Exploding onto the screen like the bastard son of a dozen 1980s action movies and an arcade full of beat-’em-up video games, Boy Kills World is a whirl of blood-soaked martial arts and jet black humour that barely pauses for breath.

Bill Skarsgard rose to prominence as Pennywise the clown in It, and as the aristocratic villain of John Wick: Chapter 4. Here he stars as “Boy”, a deaf-mute angel of vengeance.

Over the course of two hours, Boy tears through the hierarchy of a near-future dystopia in the hopes of destroying the regal Van Der Koys, responsible for murdering his family.

The hook to Boy Kills World is that, because of his debilitated senses, Boy narrates his every waking moment through an incessant internal monologue, in a voice lifted from his favourite childhood video game, Super Dragon Punch Force 3.

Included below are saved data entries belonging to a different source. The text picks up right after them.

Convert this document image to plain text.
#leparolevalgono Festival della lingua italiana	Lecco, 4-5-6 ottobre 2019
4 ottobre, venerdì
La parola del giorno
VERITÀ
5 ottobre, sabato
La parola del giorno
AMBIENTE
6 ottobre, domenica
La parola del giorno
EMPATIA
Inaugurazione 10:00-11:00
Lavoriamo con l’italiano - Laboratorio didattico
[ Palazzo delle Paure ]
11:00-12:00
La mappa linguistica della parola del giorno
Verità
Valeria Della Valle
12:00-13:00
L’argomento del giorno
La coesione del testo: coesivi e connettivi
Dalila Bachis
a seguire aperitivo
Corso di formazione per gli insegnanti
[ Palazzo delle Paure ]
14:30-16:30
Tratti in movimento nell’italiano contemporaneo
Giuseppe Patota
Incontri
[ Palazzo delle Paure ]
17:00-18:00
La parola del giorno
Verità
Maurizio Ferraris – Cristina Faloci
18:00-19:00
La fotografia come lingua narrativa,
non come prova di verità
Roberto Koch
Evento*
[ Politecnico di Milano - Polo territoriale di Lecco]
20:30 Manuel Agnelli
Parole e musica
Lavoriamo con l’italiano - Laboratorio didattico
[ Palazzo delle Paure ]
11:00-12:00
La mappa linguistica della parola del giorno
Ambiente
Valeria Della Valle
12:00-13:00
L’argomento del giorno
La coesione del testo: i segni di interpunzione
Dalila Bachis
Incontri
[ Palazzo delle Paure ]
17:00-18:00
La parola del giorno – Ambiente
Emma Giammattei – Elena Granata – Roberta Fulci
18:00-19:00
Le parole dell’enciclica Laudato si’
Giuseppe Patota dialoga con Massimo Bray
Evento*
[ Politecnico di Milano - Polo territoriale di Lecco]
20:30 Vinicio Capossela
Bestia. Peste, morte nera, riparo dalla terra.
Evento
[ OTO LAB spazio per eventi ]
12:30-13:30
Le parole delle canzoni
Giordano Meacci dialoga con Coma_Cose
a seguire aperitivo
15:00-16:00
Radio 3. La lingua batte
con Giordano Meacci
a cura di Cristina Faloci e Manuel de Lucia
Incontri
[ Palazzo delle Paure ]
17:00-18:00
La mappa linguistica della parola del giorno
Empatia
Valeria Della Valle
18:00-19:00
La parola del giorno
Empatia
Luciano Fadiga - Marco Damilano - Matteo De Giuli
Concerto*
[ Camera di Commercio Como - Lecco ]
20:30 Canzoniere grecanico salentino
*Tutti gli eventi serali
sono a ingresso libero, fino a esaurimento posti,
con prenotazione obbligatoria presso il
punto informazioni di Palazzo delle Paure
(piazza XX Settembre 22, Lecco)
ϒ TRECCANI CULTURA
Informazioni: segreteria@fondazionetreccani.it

Comedian and voice artist H. Jon Benjamin (Archer, Bob’s Burgers) provides Boy with the vocal identity for his relentlessly self-aware, comic-book-style voice-over.

Hilda Van Der Koy (Famke Janssen) rules with an iron fist, staging an annual “culling”, whereby a dozen enemies of the state are ceremonially executed in front of the people.

Such a fate befell Boy’s own mother and sister, and he has spent the years since living in hiding, honing his body into a lethal weapon under the brutal tutelage of Yayan Ruhian’s unforgiving Shaman.

Once Boy is set in motion, there is no stopping the swathe of bloody carnage he unleashes.

Bill Skarsgard in a still from Boy Kills World.
He allies himself with a pair of well-meaning rebels, played by Andrew Koji and Isaiah Mustafa, and together they dispatch an endless army of goons on their way to picking off the Van Der Koy clan, brought to the screen with cartoonish relish by Sharlto Copley, Michelle Dockery and Brett Gelman.

First-time writer-director Moritz Mohr shot the film in South Africa, which lends it a visually distinctive otherworldliness, but beyond this cosmetic exoticism, Boy Kills World ploughs a painfully familiar path.

Its sustained tone of fast-paced choreography, splashy violence and knowingly irreverent humour soon becomes exasperating, leaving it with no other option than to barrel towards a wholly predictable finale.

Bill Skarsgard in a still from Boy Kills World.

Skarsgard’s performance must be commended for its physicality, but ultimately Boy Kills World becomes as much of a physical ordeal to watch as for its hero to survive, and will surely prompt all but the most resilient of viewers to tap out long before justice is served.